漫画家まどの一哉ブログ
「不思議な少年」 マーク・トウェイン
「不思議な少年」
マーク・トウェイン 作
(岩波文庫)
平凡な3少年の友人として突然現れた天使サタン。天界の住人として万能の力を持つ彼は、人間の救い難い愚かさ・残酷さを容赦なく明らかにしてみせる。
なんとなく遠ざけていた著者代表作だが、まさかこんな内容だとは思わなかった。不思議な少年であるサタンは天使であり、人間より遙かに優れた存在なのでなんでもできる。簡単に時空を飛び越え一瞬で過去へも未来へも行くし、誰の意志をも自在に操る。運命も操作できる。ここまで万能のかけ離れた存在を設定すると、話はなんでもありで面白くないんじゃないかと疑念を持ったが、これが面白い。
彼サタンは人間など目に見えない小虫くらいにしか思っていないので、問題解決のため簡単に殺したり発狂させたりしてなんの痛痒も覚えない。我々が共有するヒューマニズムの視点を超えて、人間の愚かさ・残酷さ・卑小さを徹底的に明らかにする。しかもそれを人間のみが持つ良心という名で呼ぶとは、なんとアイロニカルな視点だろう。

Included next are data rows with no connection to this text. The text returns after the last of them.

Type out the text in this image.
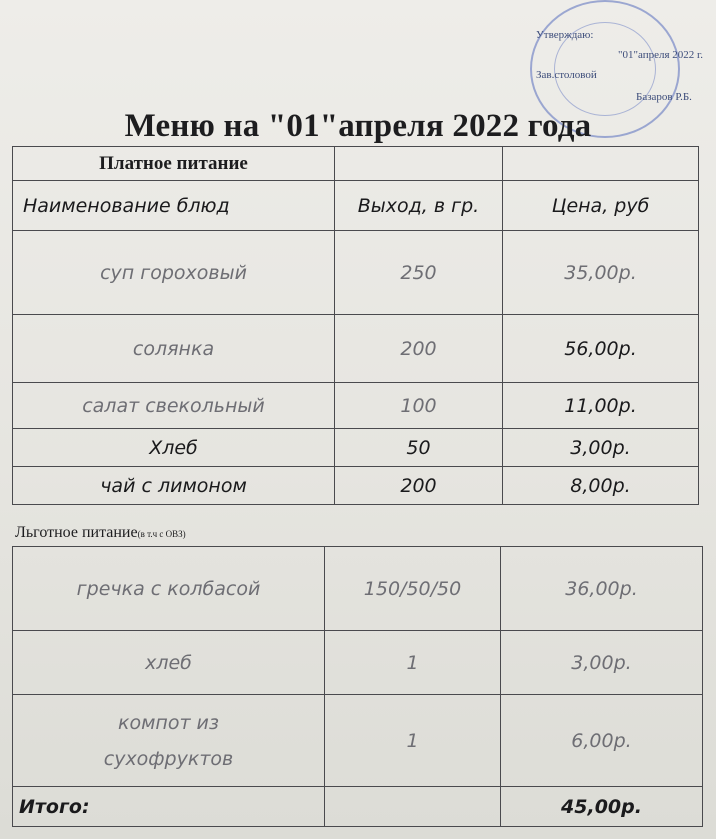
Утверждаю:
"01"апреля 2022 г.
Зав.столовой
Базаров Р.Б.
Меню на "01"апреля 2022 года
Платное питание		
Наименование блюд	Выход, в гр.	Цена, руб
суп гороховый	250	35,00р.
солянка	200	56,00р.
салат свекольный	100	11,00р.
Хлеб	50	3,00р.
чай с лимоном	200	8,00р.
Льготное питание(в т.ч с ОВЗ)
гречка с колбасой	150/50/50	36,00р.
хлеб	1	3,00р.

компот из
сухофруктов	1	6,00р.
Итого:		45,00р.
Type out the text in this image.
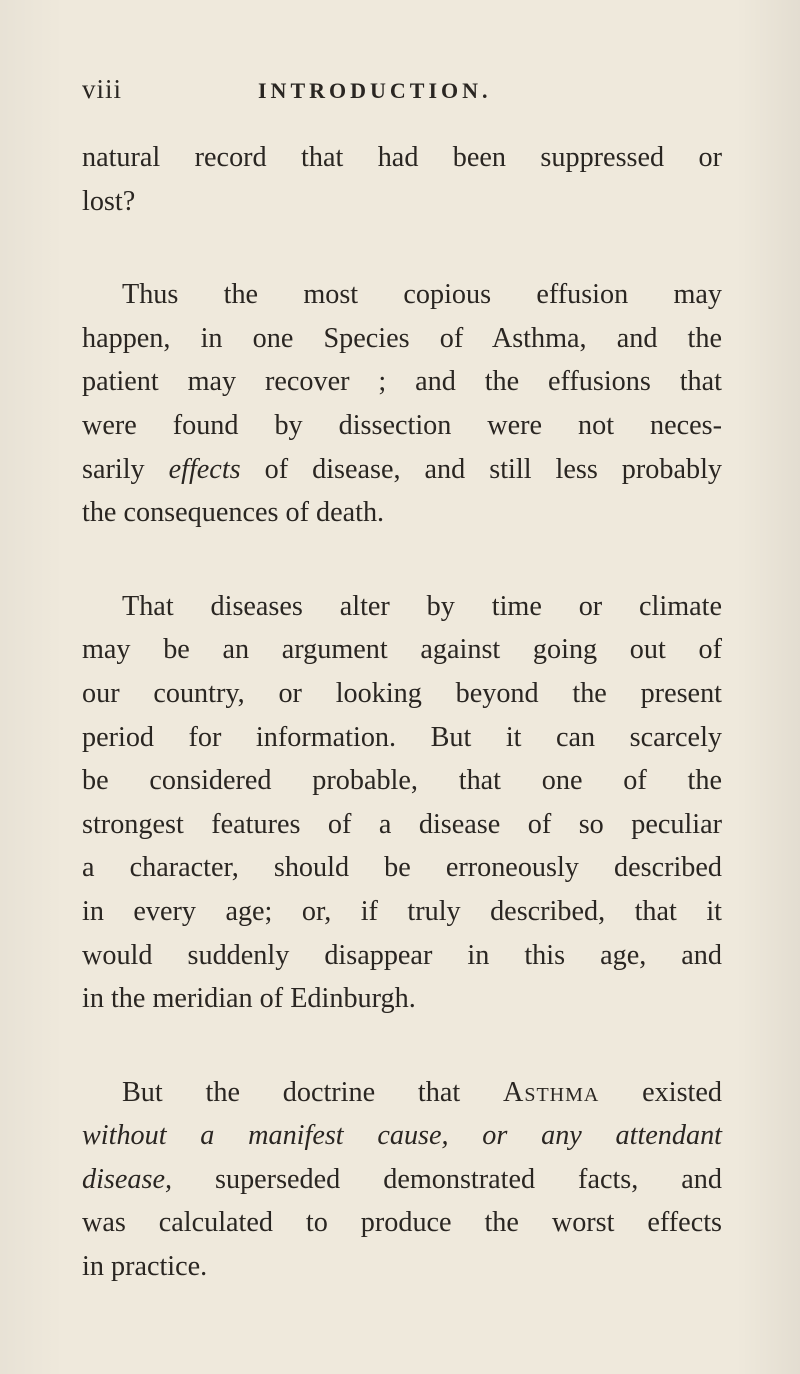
viii	INTRODUCTION.
natural record that had been suppressed or
lost?
Thus the most copious effusion may
happen, in one Species of Asthma, and the
patient may recover ; and the effusions that
were found by dissection were not neces-
sarily effects of disease, and still less probably
the consequences of death.
That diseases alter by time or climate
may be an argument against going out of
our country, or looking beyond the present
period for information. But it can scarcely
be considered probable, that one of the
strongest features of a disease of so peculiar
a character, should be erroneously described
in every age; or, if truly described, that it
would suddenly disappear in this age, and
in the meridian of Edinburgh.
But the doctrine that Asthma existed
without a manifest cause, or any attendant
disease, superseded demonstrated facts, and
was calculated to produce the worst effects
in practice.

しかしこれはアイロニーではなく事実だから仕方がない。長い歴史の中で飽きることなく権力闘争・殺戮・戦争を繰り返す、残忍で卑屈で愚かなる人類。晩年のマーク・トウェインがたどり着いた絶望は残念ながら正しい。しかしご安心あれ、サタンの言うように人生は全て幻。存在とは虚しい永遠の中をただひとり永劫にさまよい歩く一片の思惟にすぎないのだから…。